Here’s what happened. Last year, a young actress, Seyi Omooba, was cast as Celie in a musical version of The Color Purple at Leicester's Curve Theatre. Celie is a victim of sexual abuse who later finds comfort in a lesbian tryst with a nightclub singer. In the 1985 film, directed by Steven Spielberg, the role was played by Whoopi Goldberg.
Miss Omooba is a practising Christian who believes that gay sex is sinful. Back in 2014, when she was just 20, she posted a statement on Facebook citing 1 Corinthians 6:9-11. She said:
‘I do not believe homosexuality is right, though the law of this land has made it legal doesn’t mean it is right. I do believe that everyone sins and falls into temptation but it’s by the asking of forgiveness, repentance and the grace of God that we overcome and live how God ordained us to.’

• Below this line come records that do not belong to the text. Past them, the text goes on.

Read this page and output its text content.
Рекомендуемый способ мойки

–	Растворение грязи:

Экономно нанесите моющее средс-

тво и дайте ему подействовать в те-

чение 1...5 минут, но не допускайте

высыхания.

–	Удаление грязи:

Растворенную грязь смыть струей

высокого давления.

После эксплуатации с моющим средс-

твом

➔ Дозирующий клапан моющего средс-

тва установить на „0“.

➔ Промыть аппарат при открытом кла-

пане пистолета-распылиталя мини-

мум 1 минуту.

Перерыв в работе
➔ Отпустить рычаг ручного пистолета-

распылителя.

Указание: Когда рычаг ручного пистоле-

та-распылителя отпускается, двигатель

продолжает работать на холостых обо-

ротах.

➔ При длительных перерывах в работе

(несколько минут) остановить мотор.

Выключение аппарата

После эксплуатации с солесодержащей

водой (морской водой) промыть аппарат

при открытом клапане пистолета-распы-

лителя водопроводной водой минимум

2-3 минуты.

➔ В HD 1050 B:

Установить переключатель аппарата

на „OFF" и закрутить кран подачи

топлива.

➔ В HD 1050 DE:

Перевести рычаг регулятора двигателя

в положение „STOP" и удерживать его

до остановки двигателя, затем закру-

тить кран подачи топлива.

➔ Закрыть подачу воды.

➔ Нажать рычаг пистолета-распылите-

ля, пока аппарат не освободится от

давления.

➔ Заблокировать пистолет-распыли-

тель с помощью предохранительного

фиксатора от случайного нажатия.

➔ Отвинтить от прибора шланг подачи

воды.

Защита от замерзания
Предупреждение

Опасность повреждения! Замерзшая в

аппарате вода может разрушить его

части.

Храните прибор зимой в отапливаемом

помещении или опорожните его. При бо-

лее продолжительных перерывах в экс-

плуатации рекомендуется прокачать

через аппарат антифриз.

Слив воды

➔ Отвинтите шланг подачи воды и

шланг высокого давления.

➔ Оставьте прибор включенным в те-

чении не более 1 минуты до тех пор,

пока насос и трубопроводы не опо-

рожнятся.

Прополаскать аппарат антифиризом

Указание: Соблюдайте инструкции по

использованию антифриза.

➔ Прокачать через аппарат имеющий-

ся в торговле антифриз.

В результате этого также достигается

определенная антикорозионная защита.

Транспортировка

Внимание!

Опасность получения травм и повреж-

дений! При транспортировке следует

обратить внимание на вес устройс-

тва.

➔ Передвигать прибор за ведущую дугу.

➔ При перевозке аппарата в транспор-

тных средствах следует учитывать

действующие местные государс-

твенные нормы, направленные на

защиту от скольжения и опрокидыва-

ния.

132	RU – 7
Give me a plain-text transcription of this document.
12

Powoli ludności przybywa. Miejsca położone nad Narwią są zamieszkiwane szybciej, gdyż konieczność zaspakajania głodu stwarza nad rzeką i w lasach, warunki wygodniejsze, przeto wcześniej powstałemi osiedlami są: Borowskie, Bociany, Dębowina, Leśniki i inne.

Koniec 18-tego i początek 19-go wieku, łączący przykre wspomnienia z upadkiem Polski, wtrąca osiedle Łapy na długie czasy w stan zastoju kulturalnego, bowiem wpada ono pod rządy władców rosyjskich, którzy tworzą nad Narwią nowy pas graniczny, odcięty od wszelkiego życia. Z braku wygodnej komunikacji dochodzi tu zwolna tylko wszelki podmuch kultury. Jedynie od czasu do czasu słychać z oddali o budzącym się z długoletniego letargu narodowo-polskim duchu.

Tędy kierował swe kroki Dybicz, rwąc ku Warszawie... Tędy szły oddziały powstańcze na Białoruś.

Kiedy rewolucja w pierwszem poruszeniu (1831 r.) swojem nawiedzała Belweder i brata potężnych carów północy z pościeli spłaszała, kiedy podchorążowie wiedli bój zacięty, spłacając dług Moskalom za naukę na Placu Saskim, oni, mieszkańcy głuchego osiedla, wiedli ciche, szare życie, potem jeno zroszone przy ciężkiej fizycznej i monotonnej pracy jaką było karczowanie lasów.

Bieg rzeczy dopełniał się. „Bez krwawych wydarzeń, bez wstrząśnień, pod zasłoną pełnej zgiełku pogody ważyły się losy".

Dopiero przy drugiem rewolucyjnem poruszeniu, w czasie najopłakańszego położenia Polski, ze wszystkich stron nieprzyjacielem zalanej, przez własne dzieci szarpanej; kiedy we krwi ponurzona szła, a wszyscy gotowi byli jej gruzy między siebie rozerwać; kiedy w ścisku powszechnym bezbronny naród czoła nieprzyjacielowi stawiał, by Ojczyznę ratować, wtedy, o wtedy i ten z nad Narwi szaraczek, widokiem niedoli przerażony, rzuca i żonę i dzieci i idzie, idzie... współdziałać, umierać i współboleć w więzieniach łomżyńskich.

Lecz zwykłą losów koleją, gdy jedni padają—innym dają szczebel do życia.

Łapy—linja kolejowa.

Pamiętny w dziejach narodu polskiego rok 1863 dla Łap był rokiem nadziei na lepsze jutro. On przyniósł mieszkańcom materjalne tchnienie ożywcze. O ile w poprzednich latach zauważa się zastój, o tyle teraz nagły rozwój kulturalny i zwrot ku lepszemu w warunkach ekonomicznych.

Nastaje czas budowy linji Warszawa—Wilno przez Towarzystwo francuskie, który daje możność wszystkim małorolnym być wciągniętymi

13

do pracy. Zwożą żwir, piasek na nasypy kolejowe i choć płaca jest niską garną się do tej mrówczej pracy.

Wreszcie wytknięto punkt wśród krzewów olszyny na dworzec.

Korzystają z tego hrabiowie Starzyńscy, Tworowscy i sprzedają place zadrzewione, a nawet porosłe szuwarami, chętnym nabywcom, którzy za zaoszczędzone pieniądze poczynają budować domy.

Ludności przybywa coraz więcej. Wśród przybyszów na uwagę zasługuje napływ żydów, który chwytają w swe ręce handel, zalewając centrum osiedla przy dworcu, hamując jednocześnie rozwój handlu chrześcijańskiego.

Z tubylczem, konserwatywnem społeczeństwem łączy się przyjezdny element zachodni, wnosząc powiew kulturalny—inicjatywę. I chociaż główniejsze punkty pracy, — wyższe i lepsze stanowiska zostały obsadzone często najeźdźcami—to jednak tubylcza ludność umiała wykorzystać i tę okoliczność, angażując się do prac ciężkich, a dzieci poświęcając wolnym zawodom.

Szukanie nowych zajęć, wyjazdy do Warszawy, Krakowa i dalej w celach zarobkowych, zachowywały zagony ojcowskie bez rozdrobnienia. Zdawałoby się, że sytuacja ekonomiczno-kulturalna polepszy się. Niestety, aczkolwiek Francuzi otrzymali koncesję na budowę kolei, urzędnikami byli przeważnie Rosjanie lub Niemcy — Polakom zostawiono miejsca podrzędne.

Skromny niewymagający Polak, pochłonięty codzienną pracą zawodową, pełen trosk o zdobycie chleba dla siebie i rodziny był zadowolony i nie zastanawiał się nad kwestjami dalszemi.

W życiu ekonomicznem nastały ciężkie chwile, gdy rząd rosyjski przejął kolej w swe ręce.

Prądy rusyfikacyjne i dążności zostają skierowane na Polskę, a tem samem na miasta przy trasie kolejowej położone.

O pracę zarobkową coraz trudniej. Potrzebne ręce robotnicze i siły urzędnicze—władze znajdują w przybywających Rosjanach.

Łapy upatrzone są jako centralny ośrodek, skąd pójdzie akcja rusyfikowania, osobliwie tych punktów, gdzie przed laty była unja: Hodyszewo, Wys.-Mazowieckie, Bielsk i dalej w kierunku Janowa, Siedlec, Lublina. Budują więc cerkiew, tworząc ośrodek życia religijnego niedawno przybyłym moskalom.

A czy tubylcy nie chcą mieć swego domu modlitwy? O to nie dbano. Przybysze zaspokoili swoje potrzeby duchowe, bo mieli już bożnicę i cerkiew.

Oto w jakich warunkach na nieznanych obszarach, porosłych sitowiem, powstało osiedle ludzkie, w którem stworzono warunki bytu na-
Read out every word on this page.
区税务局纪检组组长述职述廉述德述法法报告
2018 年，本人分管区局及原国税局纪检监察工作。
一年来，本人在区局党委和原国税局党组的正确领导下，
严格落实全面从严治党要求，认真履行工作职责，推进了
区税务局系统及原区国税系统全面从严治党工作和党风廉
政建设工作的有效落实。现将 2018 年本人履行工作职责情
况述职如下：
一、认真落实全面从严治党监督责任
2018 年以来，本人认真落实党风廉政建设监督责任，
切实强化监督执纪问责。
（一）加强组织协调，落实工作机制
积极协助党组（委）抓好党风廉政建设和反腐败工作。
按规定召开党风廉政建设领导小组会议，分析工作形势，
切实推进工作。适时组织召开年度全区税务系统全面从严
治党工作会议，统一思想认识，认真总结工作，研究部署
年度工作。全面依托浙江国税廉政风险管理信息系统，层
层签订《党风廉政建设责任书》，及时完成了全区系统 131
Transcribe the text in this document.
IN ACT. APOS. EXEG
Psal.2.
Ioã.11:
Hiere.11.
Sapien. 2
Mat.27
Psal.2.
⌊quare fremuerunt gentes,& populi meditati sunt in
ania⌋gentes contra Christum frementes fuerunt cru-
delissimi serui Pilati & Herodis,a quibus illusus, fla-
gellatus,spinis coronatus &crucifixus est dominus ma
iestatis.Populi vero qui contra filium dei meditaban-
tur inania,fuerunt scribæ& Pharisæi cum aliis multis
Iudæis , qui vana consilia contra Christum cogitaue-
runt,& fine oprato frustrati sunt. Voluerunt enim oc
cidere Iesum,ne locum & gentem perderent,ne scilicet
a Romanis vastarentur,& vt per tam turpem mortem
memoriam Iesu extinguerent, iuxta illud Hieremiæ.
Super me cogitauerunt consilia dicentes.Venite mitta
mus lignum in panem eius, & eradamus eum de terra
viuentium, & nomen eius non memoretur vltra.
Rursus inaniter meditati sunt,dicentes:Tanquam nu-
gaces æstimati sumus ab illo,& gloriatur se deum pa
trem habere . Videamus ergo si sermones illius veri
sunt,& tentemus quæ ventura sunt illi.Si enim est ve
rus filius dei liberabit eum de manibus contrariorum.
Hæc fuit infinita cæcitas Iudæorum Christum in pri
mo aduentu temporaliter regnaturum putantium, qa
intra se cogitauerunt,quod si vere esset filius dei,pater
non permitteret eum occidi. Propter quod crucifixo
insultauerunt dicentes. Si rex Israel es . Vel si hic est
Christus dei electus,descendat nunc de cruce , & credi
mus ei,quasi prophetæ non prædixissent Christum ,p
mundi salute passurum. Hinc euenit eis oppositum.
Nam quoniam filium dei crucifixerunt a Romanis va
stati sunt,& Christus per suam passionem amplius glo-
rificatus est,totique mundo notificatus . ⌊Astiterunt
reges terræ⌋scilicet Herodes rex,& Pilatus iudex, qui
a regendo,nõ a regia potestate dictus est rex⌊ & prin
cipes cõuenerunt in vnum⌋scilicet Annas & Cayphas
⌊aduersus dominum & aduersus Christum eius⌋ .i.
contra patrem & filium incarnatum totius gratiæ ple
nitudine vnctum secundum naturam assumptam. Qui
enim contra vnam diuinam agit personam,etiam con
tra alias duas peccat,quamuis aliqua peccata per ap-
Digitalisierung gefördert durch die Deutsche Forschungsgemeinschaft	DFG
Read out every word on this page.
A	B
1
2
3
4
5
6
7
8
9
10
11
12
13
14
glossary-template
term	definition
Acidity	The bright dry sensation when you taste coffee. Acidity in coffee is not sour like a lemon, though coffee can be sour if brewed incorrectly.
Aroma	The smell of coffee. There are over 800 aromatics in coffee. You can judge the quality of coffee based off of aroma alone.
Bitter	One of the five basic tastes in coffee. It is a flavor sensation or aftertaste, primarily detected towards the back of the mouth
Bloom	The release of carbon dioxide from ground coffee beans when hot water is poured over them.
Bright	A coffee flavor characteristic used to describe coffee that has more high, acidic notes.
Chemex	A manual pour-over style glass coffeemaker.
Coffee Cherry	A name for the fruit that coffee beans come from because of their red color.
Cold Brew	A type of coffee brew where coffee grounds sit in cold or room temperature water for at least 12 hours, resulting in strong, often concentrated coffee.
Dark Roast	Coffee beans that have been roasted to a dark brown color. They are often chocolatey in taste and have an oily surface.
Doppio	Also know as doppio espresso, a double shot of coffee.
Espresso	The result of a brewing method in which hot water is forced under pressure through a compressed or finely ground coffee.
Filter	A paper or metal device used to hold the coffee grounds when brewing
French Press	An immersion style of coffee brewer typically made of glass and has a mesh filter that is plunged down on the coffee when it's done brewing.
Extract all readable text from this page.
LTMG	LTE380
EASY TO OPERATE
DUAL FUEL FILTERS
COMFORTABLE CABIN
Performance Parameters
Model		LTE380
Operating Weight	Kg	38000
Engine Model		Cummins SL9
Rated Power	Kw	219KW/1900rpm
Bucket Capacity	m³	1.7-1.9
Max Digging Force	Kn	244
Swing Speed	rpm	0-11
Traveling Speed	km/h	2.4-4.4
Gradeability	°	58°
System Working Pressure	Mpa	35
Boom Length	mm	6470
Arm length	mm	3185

Early in 2019 this post was discovered by an actor who had no connection with the Leicester Curve production. He shared it with his 3,500 followers on Twitter, and added:
‘@Seyiomooba? Do you still stand by this post? Or are you happy to remain a hypocrite? Seeing as you’ve now been announced to be playing an LGBTQ character, I think you owe your LGBTQ peers an explanation. Immediately.’
A storm of rage blew up on the internet and Ms Omooba was subsequently fired from the show. Her theatrical agency dropped her as well. Omooba has since filed claims against her agency and against the theatre for discrimination on the grounds of her religious beliefs.
I’ve been asked to submit an expert opinion in this case and I’m obliged not to take sides, but I don’t think it harms my impartiality if I say that I disagree with Miss Omooba. It seems to me that gay sex is part of nature and that adults are free to do as they please in the bedroom. I’m not sure it’s anybody else’s business.
But why was Miss Omooba dropped from the show? Were the producers of the show spooked by a Twitter mob calling for a boycott of the show? Were they worried about the possibility of protests outside the venue? A canny publicist would see an opportunity here. A crowd of chanting activists waving placards in the street would give the production visibility and notoriety. The show’s coverage might move from the arts page to the front page and attract the interest of TV news networks. Most impresarios can only dream of such exposure.
Even if Miss Omooba was booed off stage, that could be helpful. In Dublin, in 1907, the Abbey Theatre mounted JM Synge’s melodrama, The Playboy of the Western World, which was interrupted every night by Irish nationalists shouting abuse from the stalls. After the first week, during which the house was full, the trouble-makers abandoned their attempts to suppress the play. It’s rumoured that the theatre’s director, WB Yeats, quietly contacted the nationalists and asked if the hooligans might return because their disruptions were under-writing the show’s success.
It’s understandable that the producers chose not to exploit the controversy to publicise the show. They’re trained to create theatrical entertainment and not to handle an unpredictable rolling news story. In the end, a final attempt was made to resolve matters. Miss Omooba said she was asked to retract her previous statement. She declined. 'I could not do this, not even to save the career that I love,' she said.
But would Miss Omooba's views have prevented her from playing the part for which she was cast? The actor’s skill surely lies in the ability to impersonate a character whose views they don’t share and whose moral habits they may abhor. No actor playing Othello is likely to feel that the murder of the innocent Desdemona is justified.
There’s a final irony at the heart of this case. Miss Omooba has been called a ‘hypocrite’ more than once and she now faces difficulty pursuing her career on stage. ‘Hypocrite’ is derived from the Greek word for ‘actor’. This story takes us closer to the creation of a class of untouchables. How long before any devout Christian who disapproves of gay sex will find it impossible to secure employment?